The reforms put forth by the new Indian government under Prime Minister Modi intend to privatize state assets (especially the financials and power sectors), increase foreign direct investment, reduce the fiscal deficit by cutting subsidies, deregulate the labor market, upgrade infrastructure and reform the tax regime. We believe these improvements should unleash investment, increase efficiency, raise productivity and boost growth.

2. Favorable demographics and Gross Domestic Product [GDP] growth

The world's largest democracy, India is home to 1.25 billion people, with more than 65% of the population younger than 35. By 2025, India is projected to be the world's most populous country with almost 1.4 billion people. In addition to its population, India's total labor force will continue to grow relatively quickly, by about 1.5% annually. By 2030, there will be about 174 million net new members of the country's labor force.4
Furthermore, India's GDP is expected to expand more this year, and is forecasted to be 6.3%, compared to 4.3% in emerging and developing economies (see Figure 2).5 By 2016, India's GDP is expected to surpass China's. Today, growth opportunities are very scarce within emerging markets and India is a rare growth opportunity for investors.

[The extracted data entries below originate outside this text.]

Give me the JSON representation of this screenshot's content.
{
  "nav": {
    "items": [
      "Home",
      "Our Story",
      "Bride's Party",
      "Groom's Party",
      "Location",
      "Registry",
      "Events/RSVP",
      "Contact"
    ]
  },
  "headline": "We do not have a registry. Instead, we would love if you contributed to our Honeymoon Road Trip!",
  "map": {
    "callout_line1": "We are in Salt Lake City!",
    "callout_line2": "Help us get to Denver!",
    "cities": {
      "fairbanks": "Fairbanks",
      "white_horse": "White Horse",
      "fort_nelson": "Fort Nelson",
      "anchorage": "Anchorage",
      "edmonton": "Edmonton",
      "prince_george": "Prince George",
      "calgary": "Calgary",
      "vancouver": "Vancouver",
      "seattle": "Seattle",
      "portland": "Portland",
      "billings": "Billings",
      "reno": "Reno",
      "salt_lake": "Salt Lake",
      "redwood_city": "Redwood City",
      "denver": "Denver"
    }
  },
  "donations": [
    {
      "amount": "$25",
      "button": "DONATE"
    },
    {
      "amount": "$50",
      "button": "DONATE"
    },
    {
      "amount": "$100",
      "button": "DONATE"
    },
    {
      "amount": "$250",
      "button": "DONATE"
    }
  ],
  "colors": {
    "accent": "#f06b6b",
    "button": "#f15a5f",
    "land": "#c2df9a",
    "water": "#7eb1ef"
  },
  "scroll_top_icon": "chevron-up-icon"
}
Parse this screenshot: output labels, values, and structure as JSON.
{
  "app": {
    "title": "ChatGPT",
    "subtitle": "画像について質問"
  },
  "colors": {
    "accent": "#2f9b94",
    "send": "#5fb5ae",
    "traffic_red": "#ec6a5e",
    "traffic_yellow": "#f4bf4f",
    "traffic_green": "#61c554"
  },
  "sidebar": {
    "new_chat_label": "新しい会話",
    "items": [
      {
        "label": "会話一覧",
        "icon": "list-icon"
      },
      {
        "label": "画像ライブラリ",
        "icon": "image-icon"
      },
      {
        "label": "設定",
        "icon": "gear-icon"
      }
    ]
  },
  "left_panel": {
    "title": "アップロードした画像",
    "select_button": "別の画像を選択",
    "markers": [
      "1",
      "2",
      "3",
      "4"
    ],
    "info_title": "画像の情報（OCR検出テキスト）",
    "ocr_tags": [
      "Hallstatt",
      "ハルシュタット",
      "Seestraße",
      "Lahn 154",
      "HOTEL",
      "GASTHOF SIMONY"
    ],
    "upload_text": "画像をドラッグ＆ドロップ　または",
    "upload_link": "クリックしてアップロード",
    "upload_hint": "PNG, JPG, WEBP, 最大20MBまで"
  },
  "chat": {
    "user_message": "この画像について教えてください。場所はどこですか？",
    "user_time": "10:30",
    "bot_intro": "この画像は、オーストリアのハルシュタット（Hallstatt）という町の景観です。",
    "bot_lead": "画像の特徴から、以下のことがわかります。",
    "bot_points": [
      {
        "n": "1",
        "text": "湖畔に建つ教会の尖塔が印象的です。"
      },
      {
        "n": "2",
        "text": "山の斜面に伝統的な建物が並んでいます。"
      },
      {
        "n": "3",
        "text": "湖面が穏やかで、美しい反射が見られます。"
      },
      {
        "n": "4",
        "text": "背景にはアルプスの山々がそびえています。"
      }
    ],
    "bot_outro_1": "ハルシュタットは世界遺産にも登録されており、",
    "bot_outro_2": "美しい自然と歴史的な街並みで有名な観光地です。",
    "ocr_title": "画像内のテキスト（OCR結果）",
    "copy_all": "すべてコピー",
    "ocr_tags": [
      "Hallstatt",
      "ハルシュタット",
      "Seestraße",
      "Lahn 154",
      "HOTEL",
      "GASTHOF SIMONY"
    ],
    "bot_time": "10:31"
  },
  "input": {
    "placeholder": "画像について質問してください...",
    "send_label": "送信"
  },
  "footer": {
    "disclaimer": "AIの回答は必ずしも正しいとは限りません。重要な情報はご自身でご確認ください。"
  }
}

3. Fiscal and monetary discipline

The lower price of oil and better fiscal management, including cutting government subsidies, are helping to reduce India's fiscal deficit. India is also focused on managing inflation, which helps the central bank to lower interest rates (see Figure 3). In particular, a strengthening rupee prevents the erosion of return for U.S. investors. Collectively, lower interest rates, lower inflation and lower commodity prices all help to put money in the pockets of consumers and accelerate domestic demand growth.